We have several ideas. Japan will send 20,000 people to China in September and October. And we expect many Chinese people to visit Japan. The Japanese people have traditional festivals at which they dress in the traditional costume, the kimono. During the festival, which is like a carnival, 200 Japanese people will come to China to dance. Governments and private companies will organize these activities. This is an exchange between local cities. We encourage Japanese people to not only visit Beijing and Shanghai but also other cities like Dalian and Guangzhou.

Besides the 35th anniversary, there are some other anniversaries of historical events, such as the Nanjing Massacre and the Lugoqiao Incident. Are these anniversaries opportunities or challenges for bilateral ties?

We should face history squarely. We have a joint study of history. This is a very important development. If there are some areas that are not clear to historians of both countries, let the historians sit together. They should discuss and sort out the issue: On this part we have a common understanding, but on this part we need more study. We encourage historians to do such a job. Otherwise, sometimes such matters may be politicized. To politicize historical issues is quite unfortunate sometimes. If in some areas historians have different opinions, we should sit down and calmly approach these issues. We have high expectations that these people will produce positive results. These people are expected to prepare a report next year. If necessary, such work will be continued. I think this will help us to understand each other better.

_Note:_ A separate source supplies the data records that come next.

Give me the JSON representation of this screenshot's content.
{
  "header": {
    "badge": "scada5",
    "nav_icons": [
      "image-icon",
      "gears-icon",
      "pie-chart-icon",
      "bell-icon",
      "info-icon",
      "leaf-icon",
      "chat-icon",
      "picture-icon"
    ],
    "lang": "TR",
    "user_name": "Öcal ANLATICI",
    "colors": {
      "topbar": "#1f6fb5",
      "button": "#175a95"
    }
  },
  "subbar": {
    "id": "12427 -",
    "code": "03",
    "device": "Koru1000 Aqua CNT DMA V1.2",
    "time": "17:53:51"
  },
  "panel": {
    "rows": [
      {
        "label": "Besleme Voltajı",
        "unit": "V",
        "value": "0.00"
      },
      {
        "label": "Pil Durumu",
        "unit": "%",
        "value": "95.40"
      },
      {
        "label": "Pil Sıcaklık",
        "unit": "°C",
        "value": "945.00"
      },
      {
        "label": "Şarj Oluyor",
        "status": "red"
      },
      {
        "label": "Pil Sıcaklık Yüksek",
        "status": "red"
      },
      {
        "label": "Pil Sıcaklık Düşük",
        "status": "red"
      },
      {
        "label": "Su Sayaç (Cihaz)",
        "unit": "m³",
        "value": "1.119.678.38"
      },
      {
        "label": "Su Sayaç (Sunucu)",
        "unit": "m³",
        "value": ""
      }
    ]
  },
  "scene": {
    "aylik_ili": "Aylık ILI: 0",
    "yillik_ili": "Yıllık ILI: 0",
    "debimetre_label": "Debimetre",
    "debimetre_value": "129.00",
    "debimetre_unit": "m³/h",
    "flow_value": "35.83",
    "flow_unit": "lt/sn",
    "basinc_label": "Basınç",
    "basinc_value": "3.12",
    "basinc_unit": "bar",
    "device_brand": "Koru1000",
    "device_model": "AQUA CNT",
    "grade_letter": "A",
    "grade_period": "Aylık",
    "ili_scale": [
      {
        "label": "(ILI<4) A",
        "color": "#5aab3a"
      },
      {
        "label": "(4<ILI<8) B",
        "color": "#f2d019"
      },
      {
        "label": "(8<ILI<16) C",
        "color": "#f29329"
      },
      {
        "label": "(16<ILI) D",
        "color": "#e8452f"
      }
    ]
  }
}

As the spokesman of the Embassy of Japan in China, what are the most difficult and pleasant parts in your effort to introduce your country to China?

Some Chinese people have the misunderstanding that Japan is still a militaristic country. For Japanese who grew up after the war, it is impossible to have such a malicious intent. It is difficult for ordinary Chinese people to understand that Japan has changed after World War II. They still have a negative image of Japan. From what I understand, the difficulty for us to understand each other is that we have different political systems. It is easy for the French and Germans to understand each other because they have the same political system.

Bai Yansong [an anchorman with China Central Television (CCTV)] is working on a program about Japan. Two years ago, it was very difficult for Chinese TV people to make such a program. At a news conference, I was surprised to hear Mr. Bai saying, "The Chinese people tend to believe that they know Japan well, but in fact, the Chinese people do not know Japan. In comparison, Japanese scholars have studied China carefully. It is high time for the Chinese people to know Japan as it is." I was very happy to hear it, and I think Mr. Bai is courageous. [With programs like this] my work this year is much easier and happier than last year.